From running the model with loudness as the predictor variable, we observed that the correlation coefficient is relatively low, 0.253, indicating a very weak positive correlation. To better understand this relationship, we created a scatterplot and added the least squares regression line, where the regression line provides a visual representation of the least squares fit.

In [None]:
# Step 4: Scatter plot of linear regression with least squares line of fit
fig = px.scatter(sample_tracks, x='loudness', y='popularity')

fig.add_trace(
    go.Scatter(x=np.array(sample_tracks['loudness']),
                y=ls_fit.intercept_ + np.array(sample_tracks['loudness']) * ls_fit.coef_[0],
                mode='lines',
                name='LS Regression',
                line={'dash': 'solid',
                      'color': 'red'})
)

fig.update_layout(
    title='Linear Regression of Track Popularity with Loudness',
    xaxis_title='Loudness',
    yaxis_title='Popularity'
)

We also wanted to look at how well our model did at predicting the true popularity.
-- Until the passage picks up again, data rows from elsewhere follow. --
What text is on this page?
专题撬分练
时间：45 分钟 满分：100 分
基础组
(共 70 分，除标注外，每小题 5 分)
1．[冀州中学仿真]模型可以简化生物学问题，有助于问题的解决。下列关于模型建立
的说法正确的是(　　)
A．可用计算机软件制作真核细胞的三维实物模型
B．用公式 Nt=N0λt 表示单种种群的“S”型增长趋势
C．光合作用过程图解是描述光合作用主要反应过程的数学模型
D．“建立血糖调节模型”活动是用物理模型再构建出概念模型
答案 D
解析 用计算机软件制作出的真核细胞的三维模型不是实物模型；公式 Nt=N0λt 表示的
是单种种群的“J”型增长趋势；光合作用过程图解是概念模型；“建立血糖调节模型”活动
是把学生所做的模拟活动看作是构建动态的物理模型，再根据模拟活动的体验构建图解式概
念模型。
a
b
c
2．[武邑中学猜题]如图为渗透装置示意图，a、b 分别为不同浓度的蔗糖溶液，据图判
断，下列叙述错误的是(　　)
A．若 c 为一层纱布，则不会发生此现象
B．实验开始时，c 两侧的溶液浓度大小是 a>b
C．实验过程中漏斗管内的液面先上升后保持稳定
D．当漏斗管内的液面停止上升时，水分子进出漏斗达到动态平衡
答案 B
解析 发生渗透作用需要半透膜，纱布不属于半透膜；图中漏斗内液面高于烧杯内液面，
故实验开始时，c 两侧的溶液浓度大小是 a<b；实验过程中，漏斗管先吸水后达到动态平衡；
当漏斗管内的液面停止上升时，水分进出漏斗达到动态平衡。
In order to do this, we created a dataframe where each track has a true popularity value and a popularity value predicted by the model.

In [None]:
# Step 5: Evaluate the model's predictions using metrics
# Creating a dataframe with true response variable versus least squares prediction
pred_train_df = pd.DataFrame(
    {'true': y,
     'ls_pred': ls_fit.predict(X)}
    )

We used these evaluation metrics to provide insights into the performance of the linear regression model:
- rMSE and MAE to quantify the average error in the predictions.
- MAD to highlight the robustness of the error distribution.
- Correlation and R² to assess how well the model explains the variability in the data.


In [None]:
# Evaluation metrics for least squares model
print('LS rMSE:', np.sqrt(mean_squared_error(pred_train_df['true'], pred_train_df['ls_pred']))) # Root Mean Squared Error
print('LS MAE:', mean_absolute_error(pred_train_df['true'], pred_train_df['ls_pred'])) # Mean Absolute Error
print('LS MAD:', np.median(np.abs(pred_train_df['true'] - pred_train_df['ls_pred']))) # Mean Absolute Deviation
print('LS correlation:', np.corrcoef(pred_train_df['true'], pred_train_df['ls_pred'])[0, 1]) # Correlation
print('LS R2:', r2_score(pred_train_df['true'], pred_train_df['ls_pred'])) # R2 Score

LS rMSE: 18.491571582468158
LS MAE: 15.318903667841287
LS MAD: 14.301798009546332
LS correlation: 0.06734801166669604
LS R2: 0.004535754675457415


The results suggest that the linear regression model with loudness as the sole predictor is not effective at explaining or predicting popularity. This is consistent with the low correlation coefficient and weak R² value. Additional predictors or a more complex model might be needed to capture the variability in track popularity.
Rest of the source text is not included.